15°30’E
Lake Mai-Ndcmbe is located in the north-central
part of SITE TWO where, according to White (1983),
the vegetation to the east of the lake and in the
northeast reaches of the study area is considered
Guineo-Congolian swamp forest (including riparian
forest). Lake Mai-Ndcmbe drains south into the
Fimi River near the town of Kutu while along the
southern edge of SITE TWO is the Kasai River.
White described the vegetation along the western
and southern edges of the lake as well as along
these major rivers as drier Guineo-Congolian rain
forest. A mosaic of Guineo-Congolian rain forest
with secondary grasslands is found beyond the
river corridors.
Vegetation types identified by White (1983) for
SITE THREE include: Guineo-Congolian rain forest
(in the southem/southeastem part of the study
rectangle); Guineo-Congolian rain forest: drier
types (isolated patches in the central part of
SITE THREE), and a mosaic of secondary grassland
and Guineo-Congolian rain forest for most of the
northern two-thirds of SITE THREE. The area is
drained to the west by the River Nepoko (southern
sections of SITE THREE), by the River Bcmokandi in
the central section, and by the River Uele in the
north. Relatively large settlements within this
site include: Dungu at the northern edge (on the
River Uele) and Mungbere.
OBJECTIVES
In this investigation, proven image processing
methods for determining land cover and vegetation
vigor were applied to Landsat MSS data to assess
land cover characteristics from spectral
signatures and changes in land cover for an area
in equatorial Africa. The data provided herein
are destined to serve as a link between more
macroscale land cover data collection (e.g. AVHRR)
and field collected site data. Availability of
field data was highly limited, therefore, results
generated from the interpretation of the spectral
data are presented as a series of hypotheses for
future field verification. These hypotheses are
based on spectral analysis of Landsat MSS data.
Once verified in the field, the actual land cover
data will serve as one test of the quality of the
estimates provided by FAO/UNEP (1981). These
multitemporal assessments of land cover may be
used as a valuable source of quantitative data for
verification of models of deforestation in Africa.

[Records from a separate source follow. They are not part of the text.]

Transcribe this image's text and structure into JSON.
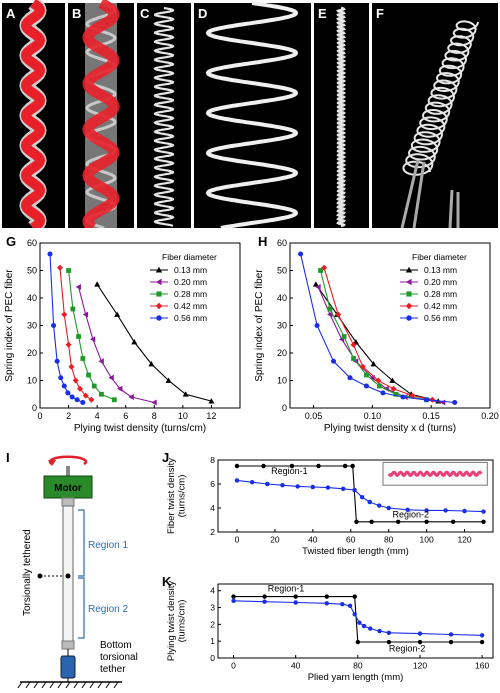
{
  "photo_panels": [
    {
      "label": "A"
    },
    {
      "label": "B"
    },
    {
      "label": "C"
    },
    {
      "label": "D"
    },
    {
      "label": "E"
    },
    {
      "label": "F"
    }
  ],
  "colors": {
    "red_overlay": "#e8202a",
    "black": "#000000",
    "purple": "#8b1a9a",
    "green": "#1f9a2a",
    "red": "#e81c24",
    "blue": "#1a2ee8",
    "motor": "#2a8a2a",
    "weight": "#2a64b0",
    "region": "#2a6db0",
    "rotation_arrow": "#e0202a"
  },
  "legend_title": "Fiber diameter",
  "diameters": [
    "0.13 mm",
    "0.20 mm",
    "0.28 mm",
    "0.42 mm",
    "0.56 mm"
  ],
  "chart_data": [
    {
      "panel": "G",
      "type": "line",
      "xlabel": "Plying twist density (turns/cm)",
      "ylabel": "Spring index of PEC fiber",
      "xlim": [
        0,
        14
      ],
      "ylim": [
        0,
        60
      ],
      "xticks": [
        0,
        2,
        4,
        6,
        8,
        10,
        12
      ],
      "yticks": [
        0,
        10,
        20,
        30,
        40,
        50,
        60
      ],
      "legend_title": "Fiber diameter",
      "legend_position": "top-right",
      "series": [
        {
          "name": "0.13 mm",
          "marker": "triangle-up",
          "color": "#000000",
          "x": [
            4.0,
            5.4,
            6.6,
            7.8,
            9.0,
            10.2,
            12.0
          ],
          "y": [
            45,
            34,
            24,
            16,
            10,
            5,
            2.5
          ]
        },
        {
          "name": "0.20 mm",
          "marker": "triangle-left",
          "color": "#8b1a9a",
          "x": [
            2.7,
            3.2,
            3.7,
            4.3,
            5.0,
            5.6,
            6.4,
            8.0
          ],
          "y": [
            44,
            34,
            25,
            17,
            11,
            7,
            4,
            2
          ]
        },
        {
          "name": "0.28 mm",
          "marker": "square",
          "color": "#1f9a2a",
          "x": [
            2.0,
            2.3,
            2.7,
            3.0,
            3.4,
            3.8,
            4.3,
            5.2
          ],
          "y": [
            50,
            36,
            26,
            18,
            12,
            8,
            5,
            3
          ]
        },
        {
          "name": "0.42 mm",
          "marker": "diamond",
          "color": "#e81c24",
          "x": [
            1.4,
            1.7,
            2.0,
            2.2,
            2.5,
            2.8,
            3.2,
            3.6
          ],
          "y": [
            51,
            34,
            23,
            15,
            10,
            7,
            4.5,
            3
          ]
        },
        {
          "name": "0.56 mm",
          "marker": "circle",
          "color": "#1a2ee8",
          "x": [
            0.7,
            0.95,
            1.2,
            1.45,
            1.7,
            1.95,
            2.25,
            2.6,
            3.0
          ],
          "y": [
            56,
            30,
            17,
            11,
            8,
            5.5,
            4,
            3,
            2
          ]
        }
      ]
    },
    {
      "panel": "H",
      "type": "line",
      "xlabel": "Plying twist density x d (turns)",
      "ylabel": "Spring index of PEC fiber",
      "xlim": [
        0.03,
        0.2
      ],
      "ylim": [
        0,
        60
      ],
      "xticks": [
        0.05,
        0.1,
        0.15,
        0.2
      ],
      "xtick_labels": [
        "0.05",
        "0.10",
        "0.15",
        "0.20"
      ],
      "yticks": [
        0,
        10,
        20,
        30,
        40,
        50,
        60
      ],
      "legend_title": "Fiber diameter",
      "legend_position": "top-right",
      "series": [
        {
          "name": "0.13 mm",
          "marker": "triangle-up",
          "color": "#000000",
          "x": [
            0.052,
            0.07,
            0.086,
            0.101,
            0.117,
            0.133,
            0.156
          ],
          "y": [
            45,
            34,
            24,
            16,
            10,
            5,
            2.5
          ]
        },
        {
          "name": "0.20 mm",
          "marker": "triangle-left",
          "color": "#8b1a9a",
          "x": [
            0.054,
            0.064,
            0.074,
            0.086,
            0.1,
            0.112,
            0.128,
            0.16
          ],
          "y": [
            44,
            34,
            25,
            17,
            11,
            7,
            4,
            2
          ]
        },
        {
          "name": "0.28 mm",
          "marker": "square",
          "color": "#1f9a2a",
          "x": [
            0.056,
            0.064,
            0.076,
            0.084,
            0.095,
            0.106,
            0.12,
            0.146
          ],
          "y": [
            50,
            36,
            26,
            18,
            12,
            8,
            5,
            3
          ]
        },
        {
          "name": "0.42 mm",
          "marker": "diamond",
          "color": "#e81c24",
          "x": [
            0.059,
            0.071,
            0.084,
            0.092,
            0.105,
            0.118,
            0.134,
            0.151
          ],
          "y": [
            51,
            34,
            23,
            15,
            10,
            7,
            4.5,
            3
          ]
        },
        {
          "name": "0.56 mm",
          "marker": "circle",
          "color": "#1a2ee8",
          "x": [
            0.039,
            0.053,
            0.067,
            0.081,
            0.095,
            0.109,
            0.126,
            0.146,
            0.17
          ],
          "y": [
            56,
            30,
            17,
            11,
            8,
            5.5,
            4,
            3,
            2
          ]
        }
      ]
    },
    {
      "panel": "J",
      "type": "line",
      "xlabel": "Twisted fiber length (mm)",
      "ylabel": "Fiber twist density (turns/cm)",
      "xlim": [
        -10,
        135
      ],
      "ylim": [
        2,
        8
      ],
      "xticks": [
        0,
        20,
        40,
        60,
        80,
        100,
        120
      ],
      "yticks": [
        2,
        4,
        6,
        8
      ],
      "annotations": [
        "Region-1",
        "Region-2"
      ],
      "series": [
        {
          "marker": "circle-black",
          "color": "#000000",
          "x": [
            0,
            14,
            29,
            43,
            57,
            61,
            63,
            71,
            85,
            100,
            114,
            130
          ],
          "y": [
            7.5,
            7.5,
            7.5,
            7.5,
            7.5,
            7.5,
            2.85,
            2.85,
            2.85,
            2.85,
            2.85,
            2.85
          ]
        },
        {
          "marker": "circle-blue",
          "color": "#1a2ee8",
          "x": [
            0,
            8,
            16,
            24,
            32,
            40,
            48,
            56,
            62,
            66,
            70,
            75,
            80,
            90,
            100,
            110,
            120,
            130
          ],
          "y": [
            6.3,
            6.15,
            6.0,
            5.9,
            5.8,
            5.75,
            5.7,
            5.6,
            5.5,
            4.9,
            4.5,
            4.2,
            4.0,
            3.85,
            3.8,
            3.8,
            3.75,
            3.7
          ]
        }
      ]
    },
    {
      "panel": "K",
      "type": "line",
      "xlabel": "Plied yarn length (mm)",
      "ylabel": "Plying twist density (turns/cm)",
      "xlim": [
        -10,
        167
      ],
      "ylim": [
        0,
        4.4
      ],
      "xticks": [
        0,
        40,
        80,
        120,
        160
      ],
      "yticks": [
        0,
        1,
        2,
        3,
        4
      ],
      "annotations": [
        "Region-1",
        "Region-2"
      ],
      "series": [
        {
          "marker": "circle-black",
          "color": "#000000",
          "x": [
            0,
            20,
            40,
            60,
            78,
            80,
            100,
            120,
            140,
            160
          ],
          "y": [
            3.65,
            3.65,
            3.65,
            3.65,
            3.65,
            0.95,
            0.95,
            0.95,
            0.95,
            0.95
          ]
        },
        {
          "marker": "circle-blue",
          "color": "#1a2ee8",
          "x": [
            0,
            20,
            40,
            60,
            70,
            75,
            78,
            81,
            84,
            88,
            94,
            100,
            120,
            140,
            160
          ],
          "y": [
            3.4,
            3.35,
            3.3,
            3.25,
            3.2,
            3.1,
            2.6,
            2.1,
            1.9,
            1.75,
            1.6,
            1.5,
            1.45,
            1.4,
            1.35
          ]
        }
      ]
    }
  ],
  "schematic": {
    "label": "I",
    "motor": "Motor",
    "region1": "Region 1",
    "region2": "Region 2",
    "side_label": "Torsionally tethered",
    "bottom_label_1": "Bottom",
    "bottom_label_2": "torsional",
    "bottom_label_3": "tether"
  }
}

Although all three sites have been analyzed, the
focus of this paper is on SITE ONE where ground
truth, although discontinuous, is more readily
available. SITE ONE contains a majority of land
cover features found collectively in the three
study sites and the trend in land cover change is
considered representative of the other sites.
DATA CHARACTERISTICS
Many detailed retrospective studies of the Earth's
surface have used Landsat MSS data because
comparable data date back to July, 1972.
Relatively cloud-free data were acquired for the
southwestern Central African Republic by Landsat
1 an 28 January 1973 (Scene ID: 1189-08422; Path
196, Row 57; with approximately 20 percent cloud
cover). Comparative data were obtained by Landsat
5 on 17 January 1987 (Scene ID: 51052-08340; Path
183, Row 57; approximately 10 percent cloud
cover). Interactive display and visual
interpretation of the 1987 data revealed that,
while the percent cloud cover was relatively low,
the vast majority of the scene was contaminated by
varying amounts of backscatter from smoke (most
likely from the dry season grass fires occurring
in July and August and again in December and
January). Increased Rayleigh and Mie scattering,
as a result of these atmospheric contaminants,
provided cansiderabl e and varying amounts of noise
in the reflectance signal from the surface cover
types. To insure accurate assessment of
vegetation change, sub-sites with minimal visual
evidence of smoke/haze contamination were selected
for detailed investigation in the Central African
Republic study area: Sites 1-A through F (Figure
2).
Preprocessing
The data from the two different Landsat sensors
were transformed into similar units (Robinove,
1982) thereby increasing the reliability of the
temporal comparison of surface vegetative cover
and mitigating minor radiometric differences
(i.e., gain settings). Standard procedures were
used to calculate radiance and exoatmospheric
reflectance from the raw digital counts (Robinove,
1982; Markham and Barker, 1986). Reflectance
calculations were done using the solar irradiance
spectrum recommended by the World Radiation Center
(Iqbal, 1983).
The next phase of data preprocessing involved
image registration. First, using SITE ONE for
example, the 1973 Landsat 1 data were deskewed;
the 1987 data were deskewed prior to user
purchase. The 1973 data were then resampled to
georegister the 1973 data with the 1987 data; the
57 m by 57 m pixel size of the Landsat 5 (1987)
data was used. A bilinear interpolation algorithm
was used and the transformation equations were
developed from data files that contained pixel
coordinates for distinctive landscape features
that could be identified in both the 1973 and the
1987 data sets; the RMS error was 0.5 pixels.